Однажды возвращаемся
зимним
морозным
вечером на
открытой
машине в
кузове, и
вдруг с моей
головы ветром
срывает
шапку. Но
водитель
гнал так лихо,
что пока
достучались
до него, пока
он затормозил
и юзом
прижался к
обочине, мы
успели
далеко
пролететь от
места
падения злополучной
шапки. Иван
Кириллович
сидел в кабине.
Ему стали
объяснять и
студенты и
преподаватели
(тогда с нами
были
Станислав Джимбинов
и Владимир
Гусев), что у
Сергея Каратова
потерялась
шапка.

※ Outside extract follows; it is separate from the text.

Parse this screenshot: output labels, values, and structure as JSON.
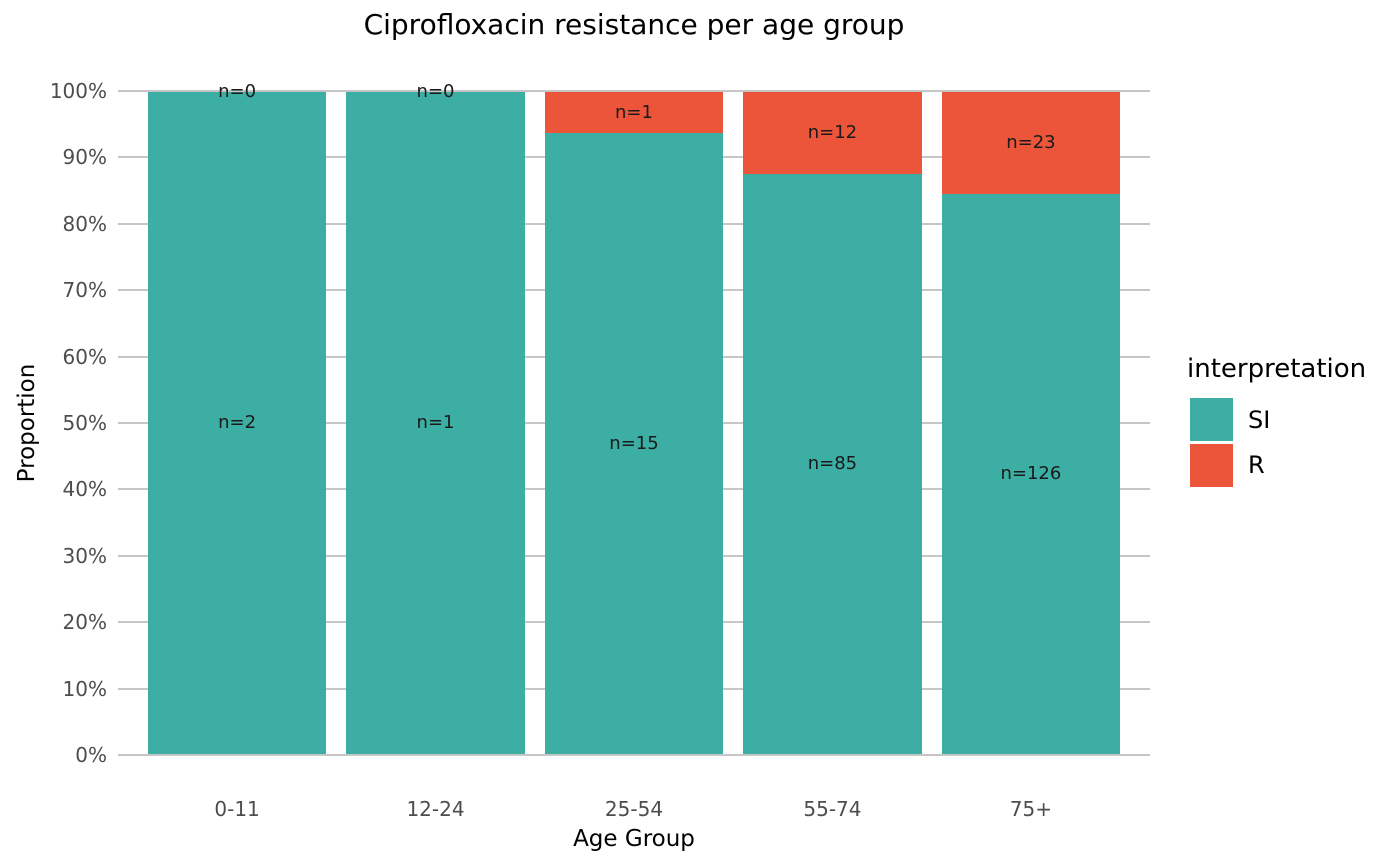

Он
успокоил и
сказал, что в
Москве он
решит эту
проблему. За
участие в
агитбригаде
и
выступления
перед слушателями
нам от
местных
властей
полагались какие-то
деньги. Они
находились у Чиркова, и,
по
обыкновению,
некоторые
студенты подозревали
его в
мошенничестве.
Хотя явных причин
для кривотолков
не было. В
данном
эпизоде все
понимали, что
я лицо
пострадавшее.
Искать
потерю в темноте
и по метели
было
совершенно
бессмысленно.
Я намотал на
голову шарф,
и мы поехали
в пансионат
летчиков. Вскорости,
по
возвращении
в Москву Иван
Кириллович дал
мне двадцать
рублей –
сумму в
половину стипендии
- и велел
купить на эти
деньги новую
шапку.
Магазин, где
продавались
меховые
изделия, находился
около
Центрального
телеграфа в
том самом
здании, которое
отделали
гранитом,
приготовленным
гитлеровцами
для
памятника по
случаю
покорения
Москвы.
Понятное
дело, Москва
не покорилась,
а два вагона
финского
гранита
пригодились
строящемуся
городу. Я
зашел в
шикарный
магазин и
выбрал себе
бурую
кроличью шапку.
Так
несколько
лет я
проходил в
ней, с
теплотой
вспоминая
щедрого и
умеющего держать
слово Ивана
Кирилловича Чиркова.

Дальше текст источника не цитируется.